Outdoors: Time to check equipment
With the archery deer hunting season set to kick off locally Sept. 21 in WMUs 2B, 5C and 5D, now’s the time to check your bows, bow strings, arrows and tree stands if you use one.
According to Rick Weaknecht, of Weaknecht Archery in Kutztown, bowhunters shouldn’t wait until the last minute to bring their bows in for new strings that may be frayed or stretched from use or to have arrows made. Arrows in particular, he says, takes time in that they require cutting shafts to customer lengths, gluing feathers or fletching on, and for some, fletching specific color combinations. His words are similar to what happens the day before the trout opener when anglers wait to the last minute to buy their licenses and get new line put on their reels.
Commercial tree stands and steps need a check for frayed or worm straps before installing them. And wooden homemade stands that have been in place over the seasons may be in need of new wood that could be rotted, weakened from the weather or chewed by squirrels. Those are the most dangerous.

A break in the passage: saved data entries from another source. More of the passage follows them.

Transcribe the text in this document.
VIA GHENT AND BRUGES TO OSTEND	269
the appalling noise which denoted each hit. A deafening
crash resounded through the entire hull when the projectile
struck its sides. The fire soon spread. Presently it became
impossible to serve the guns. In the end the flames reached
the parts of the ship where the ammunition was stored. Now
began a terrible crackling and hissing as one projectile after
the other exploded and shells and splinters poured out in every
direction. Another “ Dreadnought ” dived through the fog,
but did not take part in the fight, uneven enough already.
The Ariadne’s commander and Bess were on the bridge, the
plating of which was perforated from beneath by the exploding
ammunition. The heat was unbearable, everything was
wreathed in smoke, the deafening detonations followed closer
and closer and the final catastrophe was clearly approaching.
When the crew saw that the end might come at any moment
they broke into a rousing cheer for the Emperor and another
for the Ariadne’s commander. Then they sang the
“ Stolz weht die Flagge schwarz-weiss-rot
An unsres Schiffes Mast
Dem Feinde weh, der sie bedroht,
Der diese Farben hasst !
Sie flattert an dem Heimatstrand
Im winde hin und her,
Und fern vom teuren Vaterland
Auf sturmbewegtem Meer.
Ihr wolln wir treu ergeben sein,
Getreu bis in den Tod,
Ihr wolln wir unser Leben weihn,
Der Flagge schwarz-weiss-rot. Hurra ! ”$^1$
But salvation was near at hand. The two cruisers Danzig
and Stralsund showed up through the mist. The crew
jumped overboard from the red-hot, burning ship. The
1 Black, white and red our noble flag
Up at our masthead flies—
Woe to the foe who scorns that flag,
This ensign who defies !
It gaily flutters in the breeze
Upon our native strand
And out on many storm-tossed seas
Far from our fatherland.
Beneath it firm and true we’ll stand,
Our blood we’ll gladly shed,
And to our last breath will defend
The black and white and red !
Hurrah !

I should also point out that the archery bear season also gets underway on Sept. 21 and runs until Nov. 19 in the same WMUs.
You may be curious to know what other bowhunters have bought for the upcoming season. A recent survey done by Southwick Associates during the period of May-June 2019, shows that 60 percent of archers bought new arrows; broadheads accounted for 29.9 percent; bows, 19.5 percent (survey doesn’t show if these were conventional or crossbows); releases and tabs, 19 percent; archery targets, 18.8 percent; bow cases, 17.4 percent; quivers, 15.3 percent; stabilizers, 13.9 percent; and strings and accessories, 11.0 percent.
They also surveyed tree stands with hang-ons accounting for the majority at 34.1 percent; ladder stands, 19.2 percent; tripod stands at 9.9; ladders/steps, 9.9 percent; harnesses and accessories 9.9 percent.
Insofar as tree stands are concerned, September is Tree Stand Safety Awareness (TSSA) Month, which is the month most hunters head back into the woods to hang stands for the upcoming seasons. The program is intended to inform and educate hunters in tree stand safety in an effort to reduce tree stand accidents that occur every hunting season. And those falls can sometimes lead to serious injuries or even death. In fact, TSSA says a 2018 study showed there were an estimated 3,001 tree stand falls requiring a hospital ER visit.
The folks at TSSA strongly remind hunters to always remove and inspect your equipment; buckle on a full body harness; and connect to the tree before you leave the ground.
Before all the new harnesses and stands came on the market, I used a heavy all steel Screaming Eagle hang-on tree stand that secured to the tree with a steel chain. I would always worry upon stepping onto it after hooking up the chain as the instructions said to jump on it a couple times to set the U-shaped support teeth to the tree. On two occasions it slipped, but I did wear a nylon rope harness (the best at the time) similar to what linemen use to climb utility poles. It was a hefty and strongly built stand and the company would show a picture of it holding up a VW Beetle in its magazine ads. Needless to say, I sold it.
So bowhunters, TSSA says to heed their advice and be extra careful when hanging/installing a stand this season.